In order to comply with the wellness component, enrollees must choose a primary care provider, have an annual clinic visit, and participate in active care and case management. Working, volunteering, or attending post-secondary classes for a combined total of at least 80 hours per month is required for the community engagement component. Enrollees must satisfy both components to access prime benefits. Enrollees who fail to comply will not lose all Medicaid coverage, but will revert to the basic benefit package required by law.
Just last week, CMS approved Georgia’s request for a partial Medicaid expansion for individuals up to 100% of the federal poverty level (roughly $13,000 annually). To become eligible and maintain coverage, individuals must meet premium and community engagement requirements, which may include work, education, or other qualifying activities.
As has been the case with other states that previously requested partial Medicaid expansions, including Arkansas, CMS refused to authorize enhanced federal funds to pay for the waiver program.

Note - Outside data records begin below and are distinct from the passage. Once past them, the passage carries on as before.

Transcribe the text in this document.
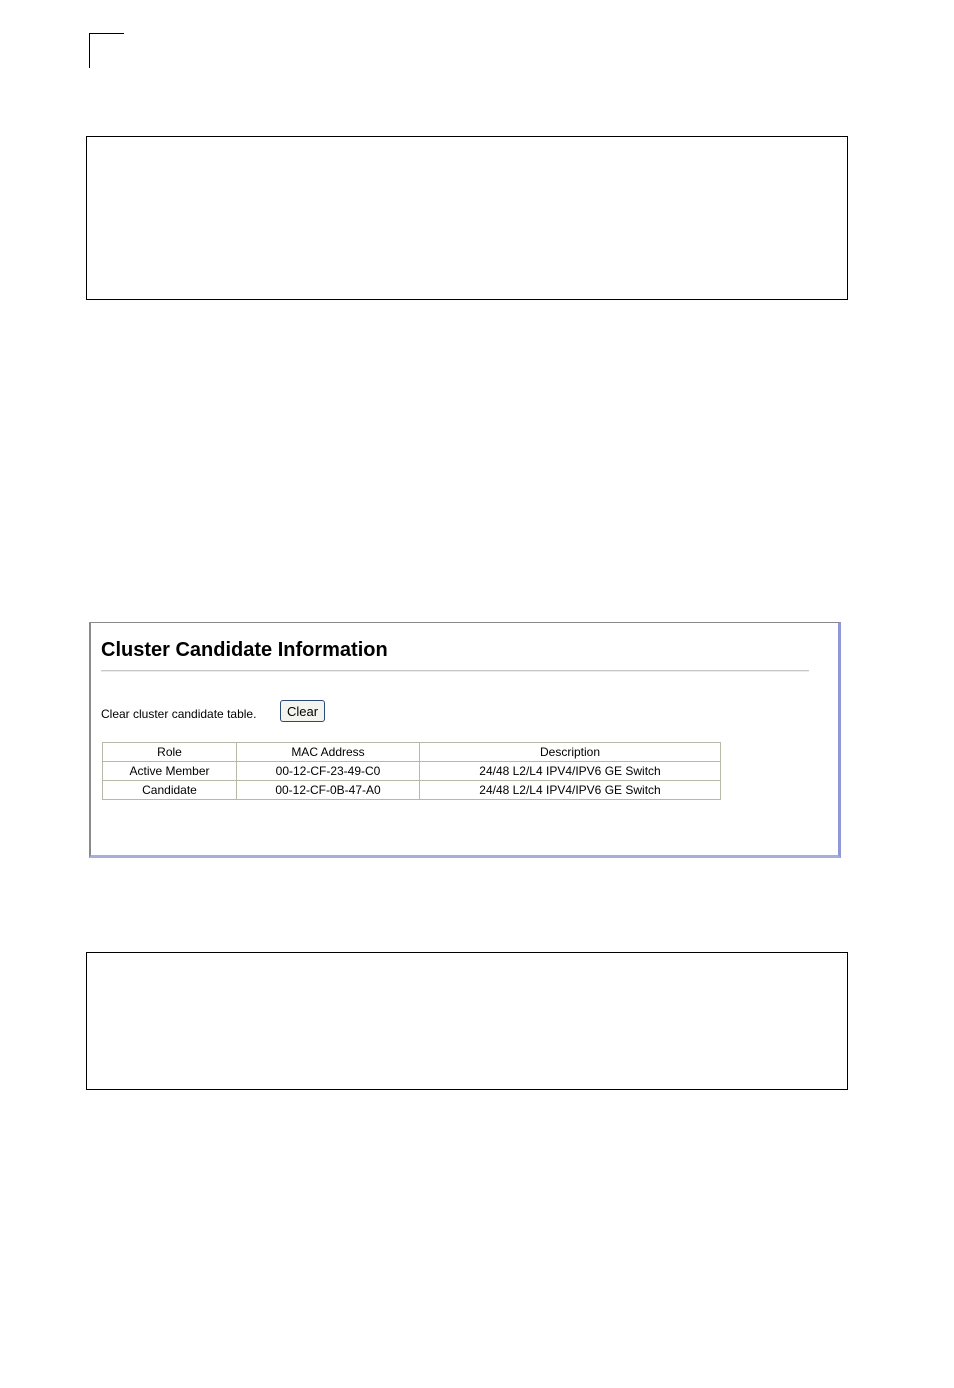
Cluster Candidate Information
Clear cluster candidate table.	Clear
Role	MAC Address	Description
Active Member	00-12-CF-23-49-C0	24/48 L2/L4 IPV4/IPV6 GE Switch
Candidate	00-12-CF-0B-47-A0	24/48 L2/L4 IPV4/IPV6 GE Switch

CMS has consistently held that the Affordable Care Act (ACA) authorizes enhanced federal funding only to states that offer full Medicaid expansion to individuals with incomes up to 138% of the FPL (roughly $18,000 annually).
CMS also approved Georgia’s Section 1332 waiver request to implement a reinsurance program with the goal to reduce premiums in the state’s individual insurance market and a plan to eliminate Georgians’ access to the federal health insurance enrollment platform, www.healthcare.gov. Instead, Georgians will shop for and enroll in plans directly through insurance agents and brokers and health insurance companies, a pathway already available to them today.
Section 1332 waivers allow states to waive ACA requirements such as essential health benefit requirements, cost sharing limits, and premium tax credits for coverage. However, there are guardrails that limit Section 1332 flexibility, requiring states to demonstrate that they will provide coverage that is at least as comprehensive and affordable, cover at least a comparable number of residents, and not increase the federal deficit. CMS has approved Section 1332 for 16 states, with most of the requests seeking waivers to implement reinsurance programs.
CMS has approved 11 Section 1115 waiver requests including work and community engagement requirements, and four of them — including Arkansas’s — have been halted by the courts. In July, Arkansas appealed a federal court of appeals ruling to the U.S. Supreme Court, a petition that remains under consideration by the high court.